Survey says cybersecurity awareness lacking
- By Gail Repsher Emery
- Jun 17, 2003
Individuals typically blame cybersecurity weaknesses on others, not themselves, according to a survey of nearly 800 professionals.
Findings were published today by Brainbench Inc., a Chantilly, Va., online skills testing firm, and the Information Technology Association of America, an Arlington, Va., association of information technology firms.
Survey participants were individuals and corporate workers in 22 industries taking tests through Brainbench that measure their professional skills. Brainbench offers 425 tests in areas ranging from finance to sales to information technology.

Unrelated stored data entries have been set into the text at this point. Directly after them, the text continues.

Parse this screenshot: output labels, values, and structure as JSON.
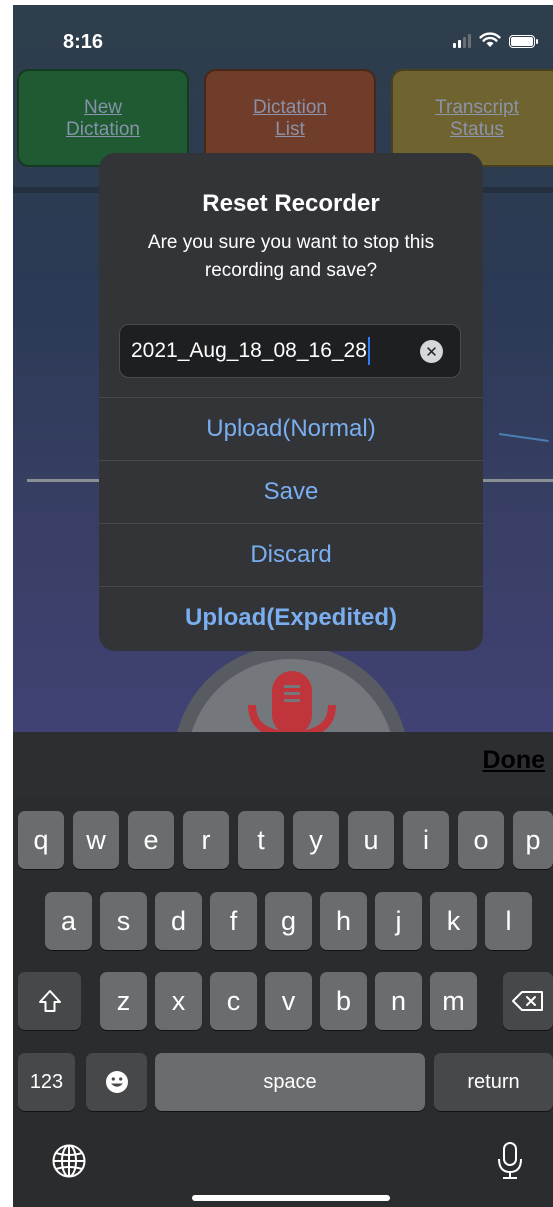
{
  "status_bar": {
    "time": "8:16"
  },
  "nav": [
    {
      "label_line1": "New",
      "label_line2": "Dictation"
    },
    {
      "label_line1": "Dictation",
      "label_line2": "List"
    },
    {
      "label_line1": "Transcript",
      "label_line2": "Status"
    }
  ],
  "alert": {
    "title": "Reset Recorder",
    "message": "Are you sure you want to stop this recording and save?",
    "field_value": "2021_Aug_18_08_16_28",
    "actions": [
      {
        "label": "Upload(Normal)"
      },
      {
        "label": "Save"
      },
      {
        "label": "Discard"
      },
      {
        "label": "Upload(Expedited)"
      }
    ]
  },
  "keyboard": {
    "done_label": "Done",
    "row1": [
      "q",
      "w",
      "e",
      "r",
      "t",
      "y",
      "u",
      "i",
      "o",
      "p"
    ],
    "row2": [
      "a",
      "s",
      "d",
      "f",
      "g",
      "h",
      "j",
      "k",
      "l"
    ],
    "row3": [
      "z",
      "x",
      "c",
      "v",
      "b",
      "n",
      "m"
    ],
    "numbers_label": "123",
    "space_label": "space",
    "return_label": "return"
  },
  "colors": {
    "action_blue": "#7aaef0",
    "alert_bg": "#333437",
    "mic_red": "#c0353b",
    "nav_green": "#1f5a33",
    "nav_orange": "#6f3d2a",
    "nav_yellow": "#6f6330"
  },
  "icons": [
    "cellular-signal-icon",
    "wifi-icon",
    "battery-icon",
    "microphone-icon",
    "clear-text-icon",
    "shift-icon",
    "backspace-icon",
    "emoji-icon",
    "globe-icon",
    "dictation-mic-icon"
  ]
}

The survey (click for PDF)
found:Two-thirds of respondents said they are aware of cybersecurity issues and are proactive in addressing them, but two-thirds rated their coworkers' and companies' cybersecurity skills as low.Almost half said they had no formal information security training. About half of both American and international workers said their company provides little, sporadic, incomplete or no security information at all, while about half said their company provides frequent information about cybersecurity best practices and management expectations.
The worldwide Global Cyber Security Survey was conducted last month. More than half of the survey participants were in the United States.

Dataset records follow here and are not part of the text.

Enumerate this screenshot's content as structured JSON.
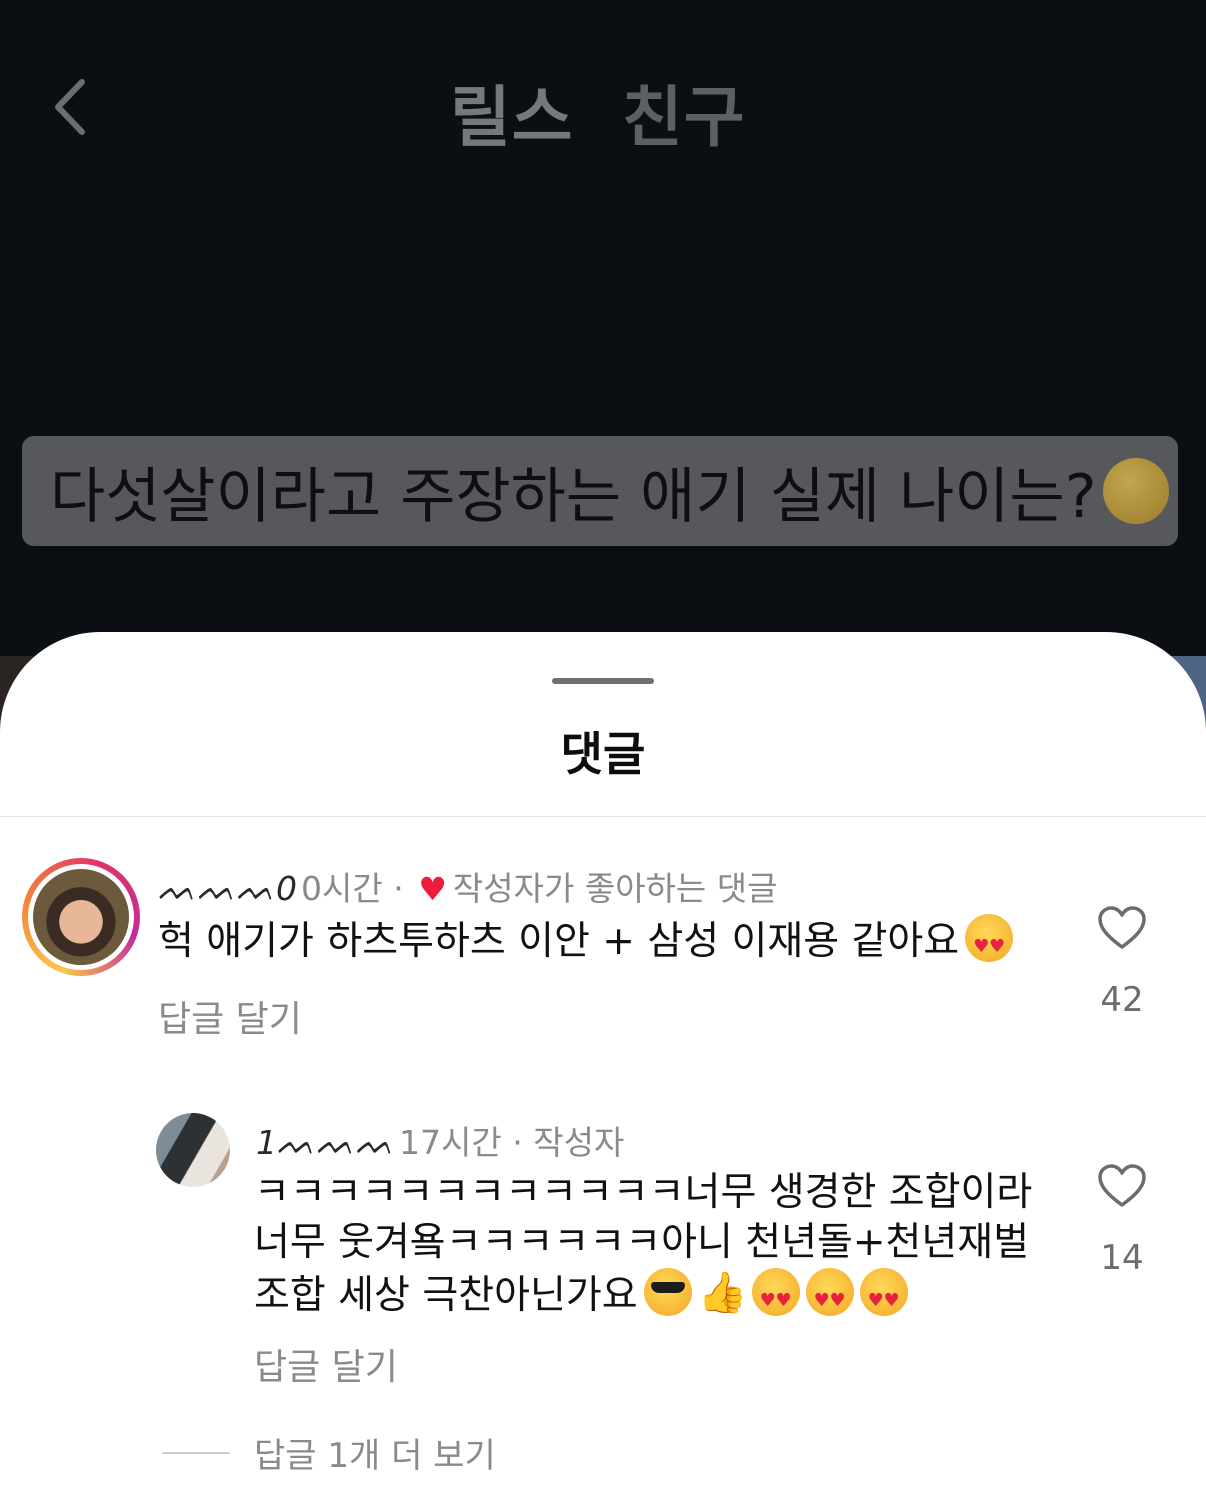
{
  "header": {
    "tabs": [
      {
        "label": "릴스"
      },
      {
        "label": "친구"
      }
    ]
  },
  "video": {
    "caption": "다섯살이라고 주장하는 애기 실제 나이는?"
  },
  "sheet": {
    "title": "댓글"
  },
  "comments": [
    {
      "username": "ᨓᨓᨓ0",
      "time": "0시간",
      "separator": "·",
      "liked_by_author_label": "작성자가 좋아하는 댓글",
      "text": "헉 애기가 하츠투하츠 이안 + 삼성 이재용 같아요",
      "emojis": [
        "heart-eyes"
      ],
      "reply_label": "답글 달기",
      "like_count": "42"
    },
    {
      "username": "1ᨓᨓᨓ",
      "time": "17시간",
      "separator": "·",
      "author_label": "작성자",
      "text_lines": [
        "ㅋㅋㅋㅋㅋㅋㅋㅋㅋㅋㅋㅋ너무 생경한 조합이라",
        "너무 웃겨욬ㅋㅋㅋㅋㅋㅋ아니 천년돌+천년재벌",
        "조합 세상 극찬아닌가요"
      ],
      "emojis": [
        "sunglasses",
        "thumbsup",
        "heart-eyes",
        "heart-eyes",
        "heart-eyes"
      ],
      "reply_label": "답글 달기",
      "like_count": "14"
    }
  ],
  "more_replies_label": "답글 1개 더 보기",
  "colors": {
    "background": "#0b0e12",
    "sheet": "#ffffff",
    "like_heart": "#ed1c3a",
    "secondary_text": "#8a8a8e"
  }
}
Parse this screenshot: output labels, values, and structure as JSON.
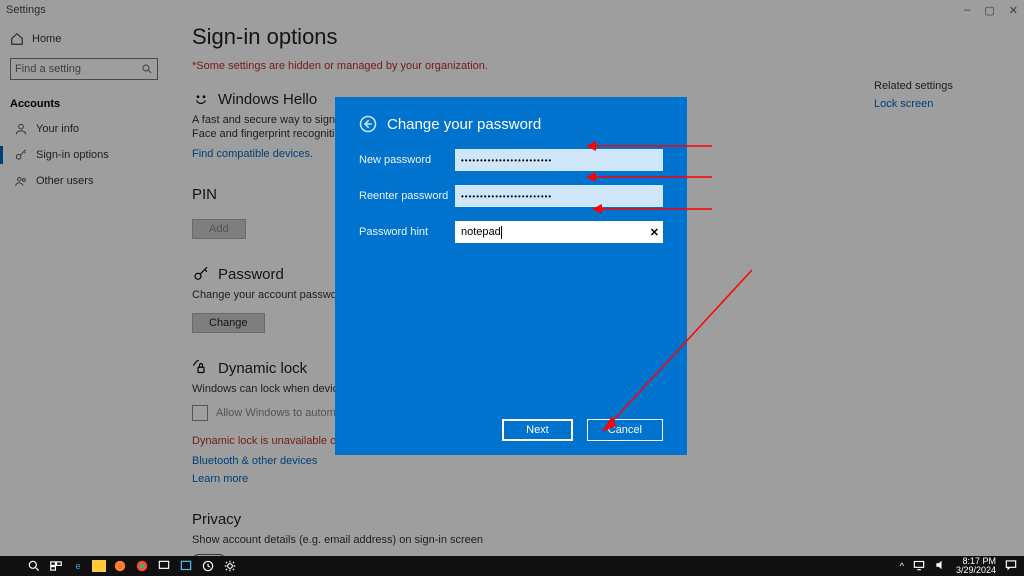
{
  "window": {
    "title": "Settings",
    "controls": [
      "–",
      "▢",
      "✕"
    ]
  },
  "rail": {
    "home": "Home",
    "search_placeholder": "Find a setting",
    "section": "Accounts",
    "items": [
      {
        "icon": "user",
        "label": "Your info"
      },
      {
        "icon": "key",
        "label": "Sign-in options",
        "active": true
      },
      {
        "icon": "people",
        "label": "Other users"
      }
    ]
  },
  "page": {
    "title": "Sign-in options",
    "org_warning": "*Some settings are hidden or managed by your organization.",
    "hello": {
      "heading": "Windows Hello",
      "desc": "A fast and secure way to sign in to Windows, make payments and connect to apps and services.",
      "note": "Face and fingerprint recognition are not available on this device.",
      "link": "Find compatible devices."
    },
    "pin": {
      "heading": "PIN",
      "button": "Add"
    },
    "password": {
      "heading": "Password",
      "desc": "Change your account password",
      "button": "Change"
    },
    "dynamic": {
      "heading": "Dynamic lock",
      "desc": "Windows can lock when devices paired to your PC go out of range.",
      "checkbox": "Allow Windows to automatically lock your device when you're away",
      "error": "Dynamic lock is unavailable over remote sessions.",
      "link1": "Bluetooth & other devices",
      "link2": "Learn more"
    },
    "privacy": {
      "heading": "Privacy",
      "desc": "Show account details (e.g. email address) on sign-in screen",
      "toggle": "Off"
    },
    "related": {
      "heading": "Related settings",
      "link": "Lock screen"
    }
  },
  "modal": {
    "title": "Change your password",
    "fields": {
      "new_label": "New password",
      "new_value": "••••••••••••••••••••••••",
      "re_label": "Reenter password",
      "re_value": "••••••••••••••••••••••••",
      "hint_label": "Password hint",
      "hint_value": "notepad"
    },
    "next": "Next",
    "cancel": "Cancel"
  },
  "taskbar": {
    "time": "8:17 PM",
    "date": "3/29/2024"
  }
}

Plans to increase cybersecurity must assess the security threat posed by people lacking sufficient information security awareness, according to Brainbench and ITAA. Along with the survey results, the organizations announced the creation of a new security awareness certification.
The Information Security Awareness Certification program is designed to help organizations assess the cybersecurity strengths and weaknesses of their computer users, according to ITAA.
"Several certification programs exist to test the information security skills of technical professionals. The I-ACERT program is a testing resource for the rest of us?non-technical individuals who use a computer and network every day to get the job done," said ITAA President Harris Miller.
In order for an organization to attain I-ACERT certification, 90 percent of its computer users must take the test, and 85 percent must pass the test with a score of 2.75 or better on a five-point scale.
The 40-question test, delivered online by Brainbench, takes about 30 minutes. It covers subjects such as computer security, Internet security, passwords, viruses and harmful software, computer ethics, physical security and sensitive information.